Die Zürcher Bevölkerung erlebte am Mittwochabend zum zweiten Mal hochstehende Leichtathletik hautnah. Nicht nur die Läufer:innen auf der 563 m mobilen Bahn, sondern auch die Techniker:innen im Infield sorgten am Seebecken für tolle Stimmung und einen Hingucker der speziellen Art.
Der Erste, der vor dem Opernhaus so richtig zu verzücken wusste, war Kugelstösser Joe Kovacs (USA). Zum zweiten Mal binnen zweier Wochen wies er seinen ansonsten dominanten Landsmann Ryan Crouser in die Schranken. Und wie: Mit 23,23 m stellte er im dritten Versuch einen Diamond-League-Rekord auf. Kovacs, der Mann mit ungarischen Wurzeln, ist nun der zweitbeste Kugelstösser der Geschichte, zum Weltrekord Crousers fehlten lediglich 14 Zentimeter. Der Olympiasieger trat nach einer mehrwöchigen Covid-Erkrankung geschwächt an, sicherte sich Platz zwei mit 22,74 m allerdings problemlos.
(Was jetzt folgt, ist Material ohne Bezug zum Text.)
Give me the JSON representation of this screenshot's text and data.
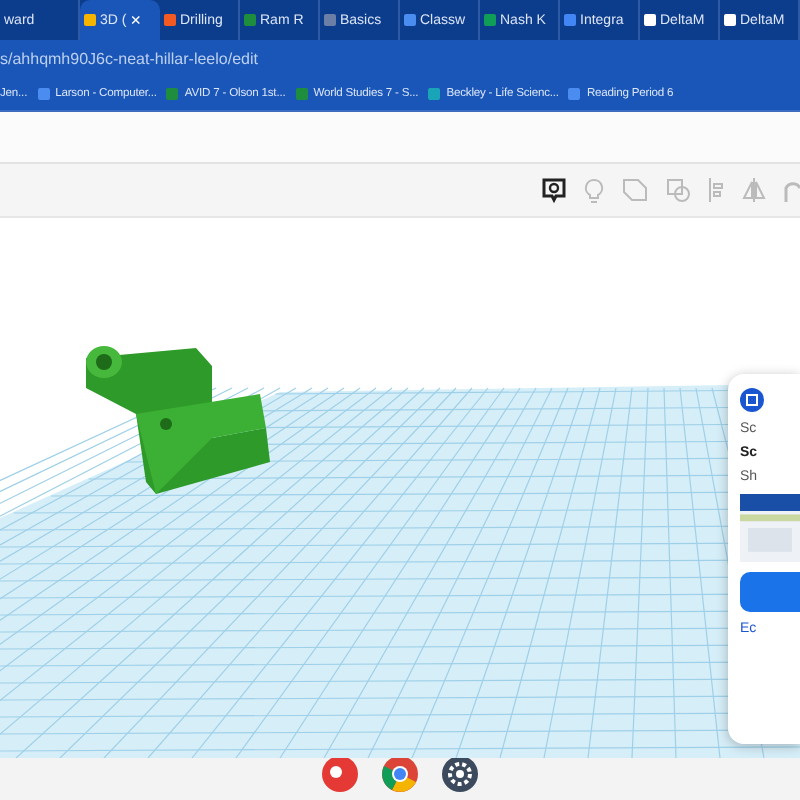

Derweil setzte Chase Ealey (USA) das i-Tüpfelchen auf eine perfekte Saison. Die Kugelstoss-Weltmeisterin führte ihre diesjährige Siegesserie in der Wanda Diamond League mit einem Stoss auf 20,19 m fort und räumte die Diamond Trophy ab. Als ungeschlagene Athletin der Wanda Diamond League 2022 bewegt sich Ealey in einem kleinen, exklusiven Kreis, zu dem am Donnerstagabend einzig Diskuswerfer Kristjan Čeh (SLO) dazustossen könnte.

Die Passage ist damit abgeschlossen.